The Minnesota job market started 2010 with its best month in close to five years, with employers adding 15,600 jobs in what economists and job seekers hope will be the beginning of a long march toward full employment.

The jobs gain for January also dropped the state unemployment rate to 7.3 percent from 7.4 percent in December, well below the national rate of 9.7 percent.

What's more, the percentage of Minnesotans either working or looking for work rose in January while temporary hires, an economic "canary" that often signals recovery, also grew by 5.1 percent in January, the biggest leap in that category since the summer of 2007.

Nearly two-thirds of the broad job categories the state tracks showed improvement in January.

"We're encouraged by the improvement in the labor market," said Commissioner Dan McElroy of the state Department of Employment and Economic Development (DEED).

"The unemployment rate has been trending downward in recent months, but it's still too early to say whether the state economy has reached a turning point."

Heidi Shierholz, labor market economist for the Economic Policy Institute in Washington, D.C., said the latest figures suggest Minnesota may recover sooner than the overall economy.

"Unemployment is going to remain high even into 2011, where it is expected [nationwide] to be 9.5 percent. I think Minnesota could come out of [the recession] sooner," but it still won't be quick, she said.

Discouraged, losing benefits

The extent of the gains that will be needed to get Minnesota fully back to work are still in evidence everywhere.

A recent job fair hosted by Rep. Erik Paulsen, R-Minn., drew 2,000 job seekers who had been laid off across the metro area. One attendee, former RBC Wealth Management employee Jane Southwood, waited in a long line to talk to hearing aid maker Starkey Labs about one of the 40 job openings it had.

"I was laid off in February of 2009, so that's a long time," Southwood said.

About one in seven Minnesotans who would prefer full-time work remain either jobless or can only find part-time work, according to a separate report released Tuesday by the Minnesota Management and Budget Department. It estimated that 22,000 people gave up looking for jobs in January -- almost half again the number of jobs created that month.

"Until there are notable signs that the economic recovery is developing into a self-sustaining expansion, employers in the state will remain cautious about further investing or hiring," the MMB report said.

However, McElroy said the state jobs website -- -- is seeing a surge in job listings in banking and manufacturing. He encouraged job seekers to "redouble their efforts" and seek help from one of the state's 47 workforce centers. Listings also are available by calling 1-888-GET JOBS.

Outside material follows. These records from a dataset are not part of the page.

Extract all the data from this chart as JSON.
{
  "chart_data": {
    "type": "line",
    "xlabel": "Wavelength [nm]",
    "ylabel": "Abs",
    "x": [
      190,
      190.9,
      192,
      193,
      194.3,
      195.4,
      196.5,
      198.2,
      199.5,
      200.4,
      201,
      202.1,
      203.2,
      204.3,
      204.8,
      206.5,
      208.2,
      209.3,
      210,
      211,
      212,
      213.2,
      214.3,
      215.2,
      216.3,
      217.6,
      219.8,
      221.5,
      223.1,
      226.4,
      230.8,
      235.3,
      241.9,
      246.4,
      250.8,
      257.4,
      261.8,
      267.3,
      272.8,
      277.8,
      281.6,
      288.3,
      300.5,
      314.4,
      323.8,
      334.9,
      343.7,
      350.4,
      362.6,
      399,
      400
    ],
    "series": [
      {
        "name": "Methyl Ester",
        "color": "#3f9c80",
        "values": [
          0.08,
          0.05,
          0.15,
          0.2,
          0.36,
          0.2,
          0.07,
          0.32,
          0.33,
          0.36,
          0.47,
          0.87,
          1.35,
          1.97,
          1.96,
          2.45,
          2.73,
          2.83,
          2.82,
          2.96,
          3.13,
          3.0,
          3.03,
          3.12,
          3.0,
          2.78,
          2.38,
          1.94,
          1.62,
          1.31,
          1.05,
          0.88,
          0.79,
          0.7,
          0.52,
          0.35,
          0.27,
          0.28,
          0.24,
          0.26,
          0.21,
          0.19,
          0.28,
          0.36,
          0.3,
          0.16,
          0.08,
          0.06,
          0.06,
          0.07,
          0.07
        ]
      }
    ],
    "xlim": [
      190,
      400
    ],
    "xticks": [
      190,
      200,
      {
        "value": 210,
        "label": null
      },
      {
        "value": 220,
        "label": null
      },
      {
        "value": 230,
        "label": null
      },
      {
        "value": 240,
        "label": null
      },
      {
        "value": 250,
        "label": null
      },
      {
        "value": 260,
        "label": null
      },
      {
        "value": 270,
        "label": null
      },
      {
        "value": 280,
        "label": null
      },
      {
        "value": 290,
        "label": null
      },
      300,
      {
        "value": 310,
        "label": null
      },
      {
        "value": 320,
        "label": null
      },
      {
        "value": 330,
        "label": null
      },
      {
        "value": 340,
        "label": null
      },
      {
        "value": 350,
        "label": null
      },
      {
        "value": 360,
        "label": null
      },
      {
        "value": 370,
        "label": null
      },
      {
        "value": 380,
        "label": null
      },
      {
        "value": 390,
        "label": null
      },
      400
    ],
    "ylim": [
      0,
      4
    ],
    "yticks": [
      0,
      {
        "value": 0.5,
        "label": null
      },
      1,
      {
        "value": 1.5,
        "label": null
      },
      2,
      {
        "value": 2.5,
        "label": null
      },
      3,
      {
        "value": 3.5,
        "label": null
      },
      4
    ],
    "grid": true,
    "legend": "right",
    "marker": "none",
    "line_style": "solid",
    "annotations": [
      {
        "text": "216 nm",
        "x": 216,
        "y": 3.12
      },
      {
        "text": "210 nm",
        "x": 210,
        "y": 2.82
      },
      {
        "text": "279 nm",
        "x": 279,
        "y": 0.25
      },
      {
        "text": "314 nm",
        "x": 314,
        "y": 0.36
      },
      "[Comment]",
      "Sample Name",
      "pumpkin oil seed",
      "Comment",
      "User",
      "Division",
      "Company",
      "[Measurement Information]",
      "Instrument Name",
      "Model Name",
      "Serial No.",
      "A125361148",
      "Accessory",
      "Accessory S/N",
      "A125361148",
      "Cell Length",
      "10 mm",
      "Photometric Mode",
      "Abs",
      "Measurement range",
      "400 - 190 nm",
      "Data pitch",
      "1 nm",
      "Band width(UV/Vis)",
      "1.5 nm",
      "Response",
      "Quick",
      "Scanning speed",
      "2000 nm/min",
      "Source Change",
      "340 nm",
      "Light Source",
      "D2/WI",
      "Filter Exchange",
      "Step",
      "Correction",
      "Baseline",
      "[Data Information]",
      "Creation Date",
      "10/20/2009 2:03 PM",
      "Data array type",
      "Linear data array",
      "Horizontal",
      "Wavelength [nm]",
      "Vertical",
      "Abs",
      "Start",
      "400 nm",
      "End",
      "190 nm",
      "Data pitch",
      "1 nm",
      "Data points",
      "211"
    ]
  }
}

Sometimes jobs are available in unexpected places.

Doug Sprinthall, a manager for Walser Automotive, said the auto dealership group has hired 10 people since Jan. 1 and is looking to hire more. But job applicants are slow to apply, mainly because they fear the automotive industry is unstable, he said.

Of the 11 industrial sectors tracked by the state, eight added jobs in January. Only education and health services and financial activities lost jobs, shedding a respective 700 and 500 positions, according to DEED.

Trade, transportation and utilities, and the professional/business services sectors each added 4,000 jobs, and manufacturers added 3,000 jobs in January. Leisure and hospitality added 1,500 jobs, while "other services" added 900, government added 800 and information services added 500. Logging and mining held steady.

Construction added 2,100 jobs, mostly in areas of water treatment, sewerage and highway construction, helped by federal stimulus money, said Steve Hine, director of labor market information for DEED. But building construction remained weak.

The MMB report predicted that Minnesota will lose another 3,100 construction jobs in 2010. Many workers laid off in construction and the hard-hit retail and manufacturing sectors "will need to retrain for work in other sectors where demand for workers is growing more rapidly," the report said.

Overall, Minnesota lost 75,100 jobs last year, or 2.8 percent of its total. The state had 2.635 million workers as of January.

Job losses hit hardest in manufacturing (down 31,200), trade, transportation and utilities (down 14,300), professional and business services (down 6,800), construction (down 8,200), and leisure and hospitality (down 6,000).

Only education/health services and the government sectors gained jobs, adding 2,700 and 300 respectively in the past year.

Minneapolis Federal Reserve Bank President Narayana Kocherlakota, in a speech Tuesday to business executives, cautioned that jobs tend to be the last piece of a recovery to fall into place.

"Unemployment is notoriously slow to recover" from recession, he said.